Observation data Epoch J2000.0 Equinox J2000.0 (ICRS)
- Constellation: Equuleus
- Right ascension: 21^{h} 18^{m} 34.85^{s}
- Declination: +11° 34′ 08.2″
- Apparent magnitude (V): 7.25±0.03
- Right ascension: 21^{h} 18^{m} 34.80^{s}
- Declination: +11° 34′ 08.0″
- Apparent magnitude (V): 8.87±0.14

Characteristics
- Spectral type: G0 V (combined)
- U−B color index: +0.07
- B−V color index: +0.56

Aa
- Spectral type: F9 V or G1 V

Ab
- Spectral type: G0 V or G2 V

B
- Spectral type: G1.5 V or G6 V

Astrometry
- Radial velocity (R_{v}): 6.24±0.04 km/s
- Proper motion (μ): RA: +29.213 mas/yr Dec.: −49.564 mas/yr
- Parallax (π): 19.3447±0.0543 mas
- Distance: 168.6 ± 0.5 ly (51.7 ± 0.1 pc)

A
- Absolute magnitude (M_{V}): +3.73±0.13

B
- Absolute magnitude (M_{V}): +5.35±0.19

Orbit
- Primary: A
- Companion: B
- Period (P): 28,685±173 d
- Semi-major axis (a): 0.5177±0.0046″
- Eccentricity (e): 0.8651±0.0008
- Inclination (i): 100.36±0.16°
- Longitude of the node (Ω): 255.03±0.17°
- Periastron epoch (T): 24,468,123±3 JD
- Argument of periastron (ω) (secondary): 171.9±0.3°
- Semi-amplitude (K_{1}) (primary): 6.13±0.07 km/s
- Semi-amplitude (K_{2}) (secondary): 13.95±0.09 km/s

Orbit
- Primary: Aa
- Companion: Ab
- Period (P): 3.9660465±0.0000015 d
- Eccentricity (e): 0.0033±0.0008
- Argument of periastron (ω) (secondary): 271±13°
- Semi-amplitude (K_{1}) (primary): 66.03±0.06 km/s
- Semi-amplitude (K_{2}) (secondary): 69.69±0.06 km/s

Details

The System
- Metallicity [Fe/H]: −0.04 dex
- Age: 6.4±0.7 Gyr

The A Subystem
- Temperature: 6,100±150 K
- Rotational velocity (v sin i): 10 km/s

Aa
- Mass: 1.14 M_{☉}
- Radius: 1.06±0.08 R_{☉}
- Luminosity: 1.41^{+0.15} _{−0.14} L_{☉}

Ab
- Mass: 1.08 M_{☉}
- Radius: 0.97±0.08 R_{☉}
- Luminosity: 1.16^{+0.13} _{−0.11} L_{☉}

B
- Mass: 0.97 M_{☉}
- Radius: 0.91±0.08 R_{☉}
- Luminosity: 0.84^{+0.09} _{−0.08} L_{☉}
- Temperature: 5,703±1,090 K
- Rotational velocity (v sin i): 9 km/s
- Other designations: AG+11°2644, BD+10°4514, GC 29812, HD 202908, HIP 105200, SAO 107015, ADS 14839AB, CCDM J21186+1134AB, WDS J21186+1134AB

Database references
- SIMBAD: data

= HD 202908 =

Triple star system; Equuleus

HD 202908, also known as HIP 105200, is a triple star located in the equatorial constellation Equuleus.
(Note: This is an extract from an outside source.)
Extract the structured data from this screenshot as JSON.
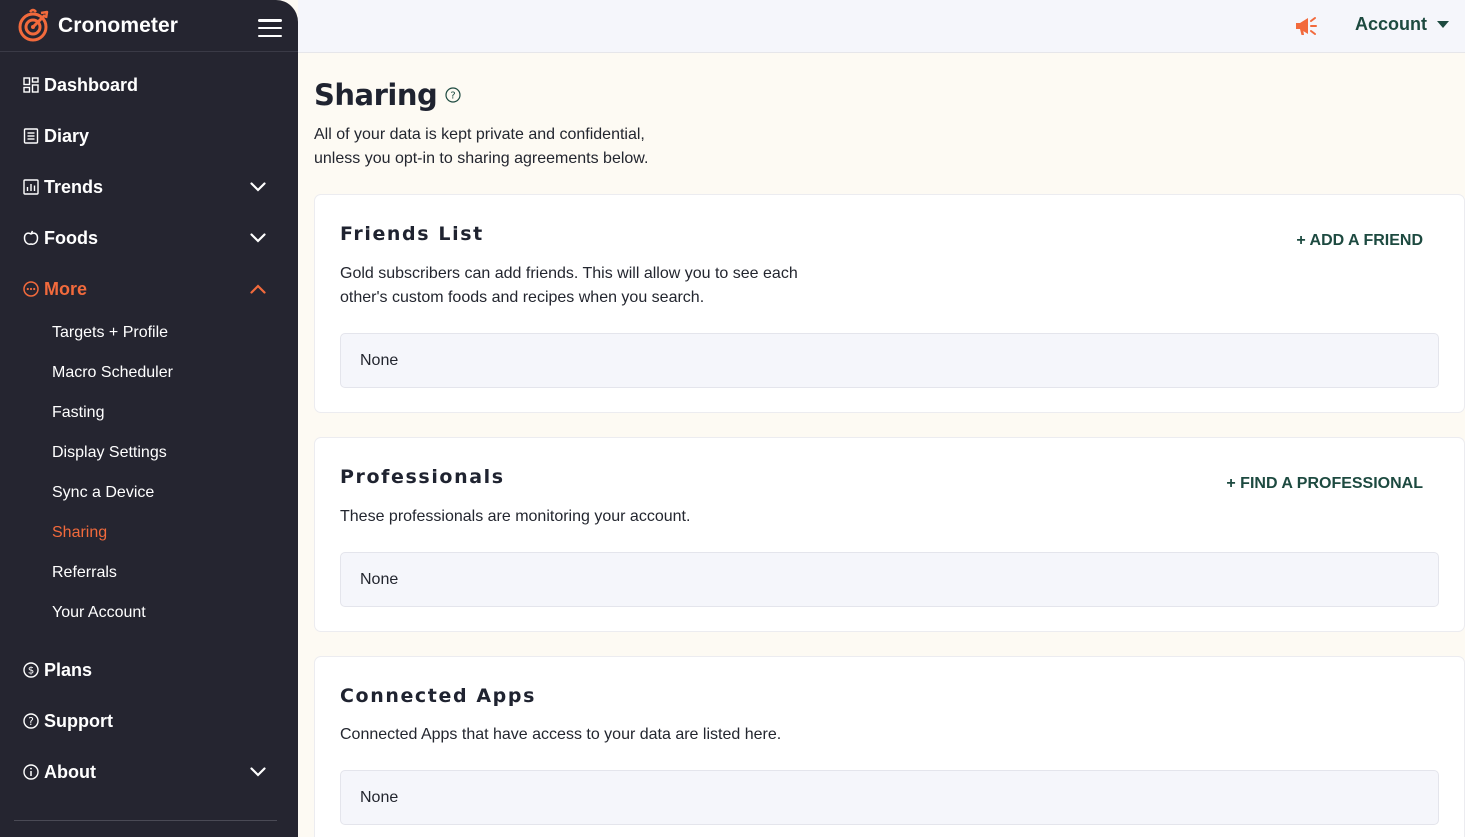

It has an apparent magnitude of 7.01, making it readily visible in binoculars but not to the naked eye. When resolved, the components have apparent magnitudes of 7.25 and 8.87 respectively. The system is located relatively close at a distance of 169 light years based on Gaia DR3 parallax measurements and it is receding with a heliocentric radial velocity of 6.24 km/s.

==Stellar system==

Hierarchy of orbits in the HD 202908 system

The system was first observed by astronomer S.W. Burnham.

The "A" component is a double-lined spectroscopic binary that contains two solar-type stars with spectral classifications of F9 V and G0 V respectively. The pair take roughly 4 days to orbit each other.

The tertiary companion designated "B" has a class of G1.5 V, indicating that it is an ordinary G-type main-sequence star like the Sun. HD 202908 A and B both complete an eccentric orbit every 78 years.

==Physical characteristics==
HD 202908 Aa and Ab have masses 1.08 and 1.14 times that of the Sun and radii 97% and 106% of the Sun respectively. The former radiates 1.41 times the luminosity of the Sun from its photosphere and the latter radiates 1.16 times the Sun's luminosity. The A subsystem has an effective temperature of 6100 K, giving it a whitish-yellow hue.

The B component has 97% the mass of the Sun and 91% of its radius. It radiates 84% of the Sun's luminosity from its photosphere at an effective temperature of 5,703 K. The system is estimated to be 6.4 billion years old.